The Annual Report of the Surgeon General: Medical Statistics of the United States Army ceased publication in 1954. The Library of Congress reports that the Army Office of the Surgeon General for Medical Statistics 'does not have figures on single or multiple amputees.' Either the government doesn't think them important or, in the words of a researcher for one of the national television networks, 'the military itself, while sure of how many tons of bombs it has dropped, is unsure of how many legs and arms its men have lost.'
If there are no concrete figures, at least we are beginning to get comparative ones. Proportionately, Vietnam has given us eight times as many paralytics as World War II, three times as many totally disabled, 35% more amputees. Senator Cranston of California concludes that out of every hundred army veterans receiving compensation for wounds received in action in Vietnam, 12.4% are totally disabled. Totally.

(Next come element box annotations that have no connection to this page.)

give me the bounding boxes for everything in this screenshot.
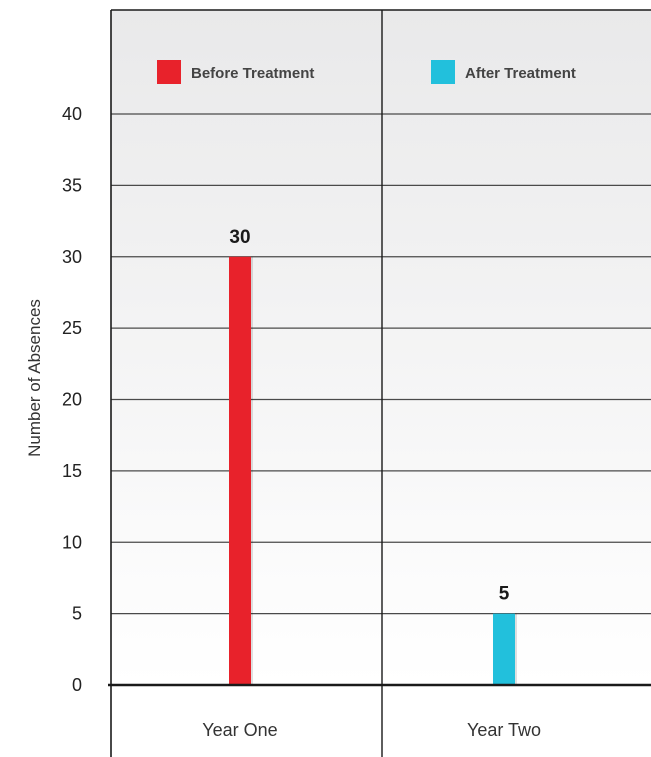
plot-background: [111, 10, 651, 685]
legend-swatch-1: [431, 60, 455, 84]
legend-label-0: Before Treatment: [191, 65, 314, 82]
y-tick-label-30: 30: [62, 247, 82, 267]
bar-year-two: [493, 613, 515, 685]
y-tick-label-10: 10: [62, 532, 82, 552]
legend-item-1: After Treatment: [431, 60, 576, 84]
y-tick-label-5: 5: [72, 604, 82, 624]
legend-swatch-0: [157, 60, 181, 84]
y-tick-label-20: 20: [62, 390, 82, 410]
bar-year-one: [229, 256, 251, 685]
y-tick-label-15: 15: [62, 461, 82, 481]
chart-frame: [108, 9, 651, 757]
category-labels: Year One Year Two: [202, 720, 541, 740]
legend-label-1: After Treatment: [465, 65, 576, 82]
y-tick-labels: 0 5 10 15 20 25 30 35 40: [62, 104, 82, 695]
y-tick-label-40: 40: [62, 104, 82, 124]
legend-item-0: Before Treatment: [157, 60, 314, 84]
y-tick-label-25: 25: [62, 318, 82, 338]
data-labels: 30 5: [229, 227, 509, 605]
x-category-label-0: Year One: [202, 720, 277, 740]
y-tick-label-35: 35: [62, 175, 82, 195]
gridlines: [111, 113, 651, 615]
bars: [229, 256, 517, 685]
legend: Before Treatment After Treatment: [157, 60, 576, 84]
data-label-1: 5: [499, 584, 510, 605]
y-axis-label: Number of Absences: [25, 299, 44, 457]
data-label-0: 30: [229, 227, 250, 248]
y-tick-label-0: 0: [72, 675, 82, 695]
x-category-label-1: Year Two: [467, 720, 541, 740]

But exactly how many hundreds or thousands of the dead-while-living does that give us? We don't know. We don't ask. We turn away from them; we avert the eyes, ears, nose, mouth, face. 'Why should I look, it wasn't my fault, was it?' It was, of course, but no matter. Time presses. Death waits even for us. We have a dream to pursue, the whitest white hope of them all, and we must follow and find it before the light fails.
So long, losers. God bless. Take care. We'll be seeing you."